Les plages de Mahahual et Xcalak sont au centre de la problématique. L’économie locale, dépendante du tourisme et de la pêche, souffre lorsque les eaux sont affectées par la sargasse, impactant négativement l’activité économique.
La carte de signalisation environnementale indique que 37 des 40 plages surveillées présentent un niveau excessif de sargasse, ce qui est alarmant pour l’industrie touristique qui doit recourir à ses propres ressources pour compléter les efforts de nettoyage.
En haute mer, la sargasse offre un habitat pour diverses espèces marines, mais son arrivée massive sur la côte se traduit par un problème environnemental et de santé publique, selon la NOAA. En se décomposant, elle produit du sulfure d’hydrogène, qui émet une odeur désagréable et peut être nuisible à la santé humaine.

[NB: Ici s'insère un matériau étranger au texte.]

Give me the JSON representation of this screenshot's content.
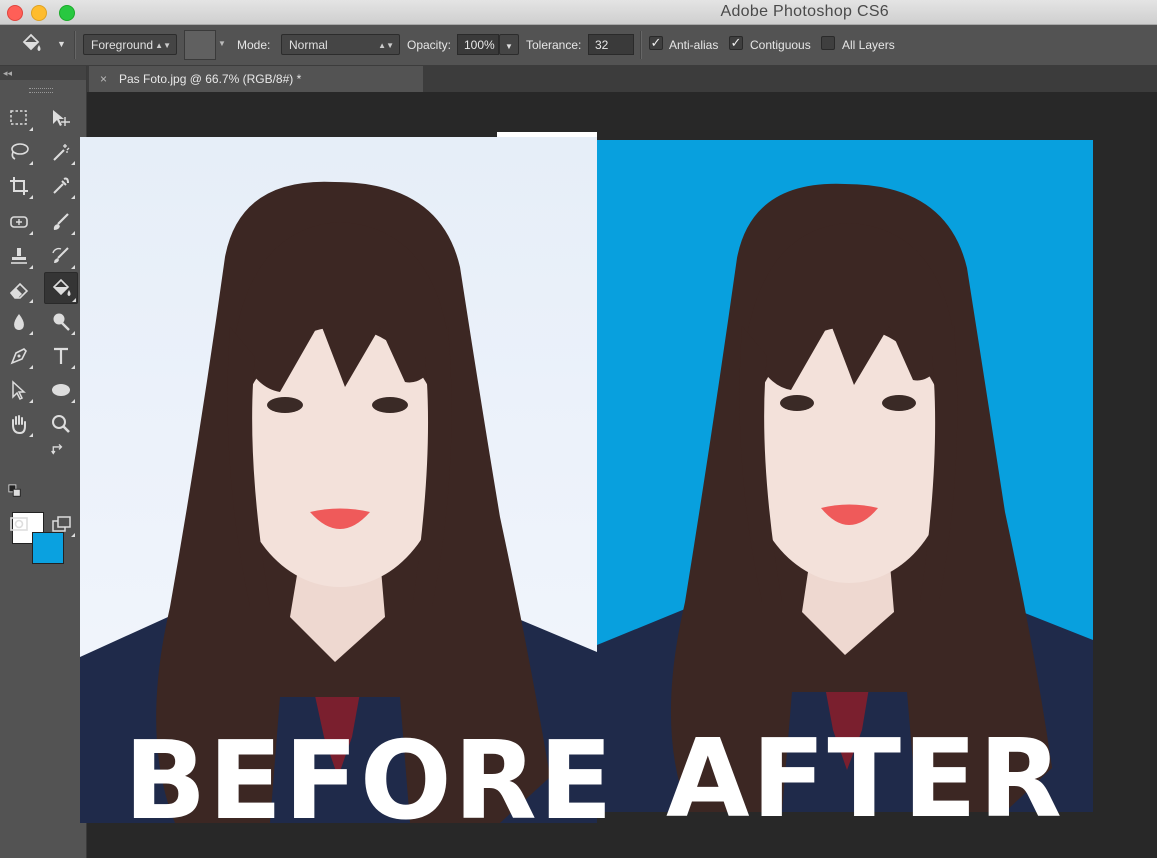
{
  "app": {
    "title": "Adobe Photoshop CS6"
  },
  "options": {
    "fill_source": "Foreground",
    "mode_label": "Mode:",
    "mode_value": "Normal",
    "opacity_label": "Opacity:",
    "opacity_value": "100%",
    "tolerance_label": "Tolerance:",
    "tolerance_value": "32",
    "anti_alias_label": "Anti-alias",
    "anti_alias_checked": true,
    "contiguous_label": "Contiguous",
    "contiguous_checked": true,
    "all_layers_label": "All Layers",
    "all_layers_checked": false
  },
  "toolbox": {
    "collapse": "◂◂",
    "foreground_color": "#ffffff",
    "background_color": "#0aa1e0",
    "active_tool": "paint-bucket"
  },
  "document": {
    "tab_close": "×",
    "tab_title": "Pas Foto.jpg @ 66.7% (RGB/8#) *"
  },
  "canvas": {
    "before_label": "BEFORE",
    "after_label": "AFTER",
    "before_bg": "#eef3fb",
    "after_bg": "#08a0de"
  }
}
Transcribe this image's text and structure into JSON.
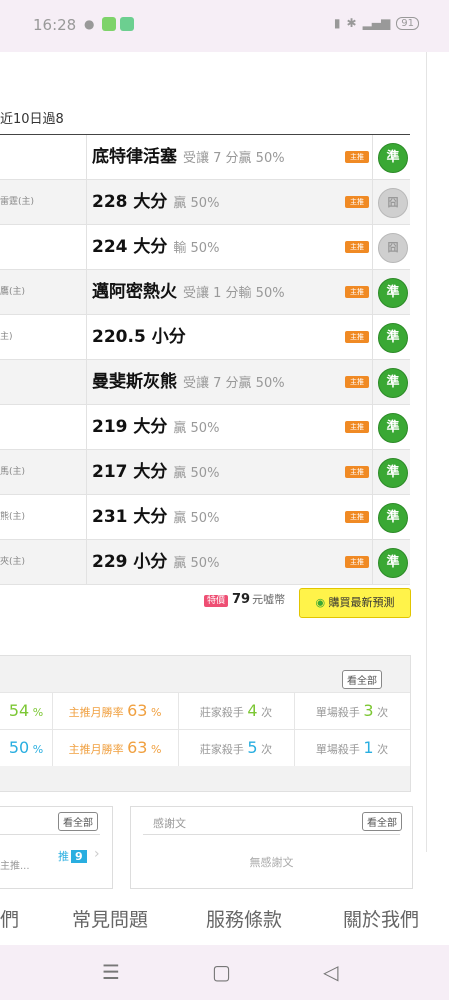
{
  "status_bar": {
    "time": "16:28",
    "battery": "91"
  },
  "recent_label": "近10日過8",
  "rows": [
    {
      "left": "",
      "main": "底特律活塞",
      "sub": "受讓 7 分贏 50%",
      "tag": "主推",
      "result": "準",
      "result_type": "win"
    },
    {
      "left": "雷霆(主)",
      "main": "228 大分",
      "sub": "贏 50%",
      "tag": "主推",
      "result": "囧",
      "result_type": "draw"
    },
    {
      "left": "",
      "main": "224 大分",
      "sub": "輸 50%",
      "tag": "主推",
      "result": "囧",
      "result_type": "draw"
    },
    {
      "left": "鷹(主)",
      "main": "邁阿密熱火",
      "sub": "受讓 1 分輸 50%",
      "tag": "主推",
      "result": "準",
      "result_type": "win"
    },
    {
      "left": "主)",
      "main": "220.5 小分",
      "sub": "",
      "tag": "主推",
      "result": "準",
      "result_type": "win"
    },
    {
      "left": "",
      "main": "曼斐斯灰熊",
      "sub": "受讓 7 分贏 50%",
      "tag": "主推",
      "result": "準",
      "result_type": "win"
    },
    {
      "left": "",
      "main": "219 大分",
      "sub": "贏 50%",
      "tag": "主推",
      "result": "準",
      "result_type": "win"
    },
    {
      "left": "馬(主)",
      "main": "217 大分",
      "sub": "贏 50%",
      "tag": "主推",
      "result": "準",
      "result_type": "win"
    },
    {
      "left": "熊(主)",
      "main": "231 大分",
      "sub": "贏 50%",
      "tag": "主推",
      "result": "準",
      "result_type": "win"
    },
    {
      "left": "夾(主)",
      "main": "229 小分",
      "sub": "贏 50%",
      "tag": "主推",
      "result": "準",
      "result_type": "win"
    }
  ],
  "purchase": {
    "special": "特價",
    "amount": "79",
    "unit": "元噓幣",
    "buy_label": "購買最新預測"
  },
  "stats": {
    "view_all": "看全部",
    "rows": [
      {
        "rate_a": "54",
        "pct": "%",
        "month_label": "主推月勝率",
        "month_rate": "63",
        "zj_label": "莊家殺手",
        "zj_num": "4",
        "times": "次",
        "dc_label": "單場殺手",
        "dc_num": "3"
      },
      {
        "rate_a": "50",
        "pct": "%",
        "month_label": "主推月勝率",
        "month_rate": "63",
        "zj_label": "莊家殺手",
        "zj_num": "5",
        "times": "次",
        "dc_label": "單場殺手",
        "dc_num": "1"
      }
    ]
  },
  "left_box": {
    "view_all": "看全部",
    "text": "主推...",
    "tui_label": "推",
    "tui_num": "9"
  },
  "thanks_box": {
    "title": "感謝文",
    "view_all": "看全部",
    "empty": "無感謝文"
  },
  "footer": {
    "link1": "們",
    "link2": "常見問題",
    "link3": "服務條款",
    "link4": "關於我們"
  },
  "colors": {
    "win": "#3aa834",
    "tag": "#f08a24",
    "green_num": "#7cc734",
    "orange_num": "#f0a040",
    "blue_num": "#29aee0"
  }
}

La situation se complexifie encore plus car dans l’Atlantique, la sargasse atteint des niveaux records, transportée par des courants océaniques qui la déposent sur les côtes des Caraïbes et du sud-est de la Floride. Cela nécessite une surveillance continue et une réponse rapide.
Les barrières flottantes mises en place fonctionnent partiellement, car les conditions marines peuvent dépasser leur capacité, nécessitant une collecte manuelle. C’est un défi logistique et financier pour les communautés touchées, notamment dans les zones moins développées.
La solution intégrale nécessite une surveillance par satellite, une déviation de la sargasse en mer et des stratégies de collecte et de traitement sûr sur terre ferme. La recherche pour l’utilisation de la sargasse dans des produits tels que les engrais est en cours, mais doit être gérée avec soin en raison de la présence de contaminants dans l’algue.
En conclusion, le phénomène ne peut pas être abordé de manière isolée par chaque municipalité ; il nécessite une action régionale coordonnée et fondée sur des données scientifiques et une collaboration internationale.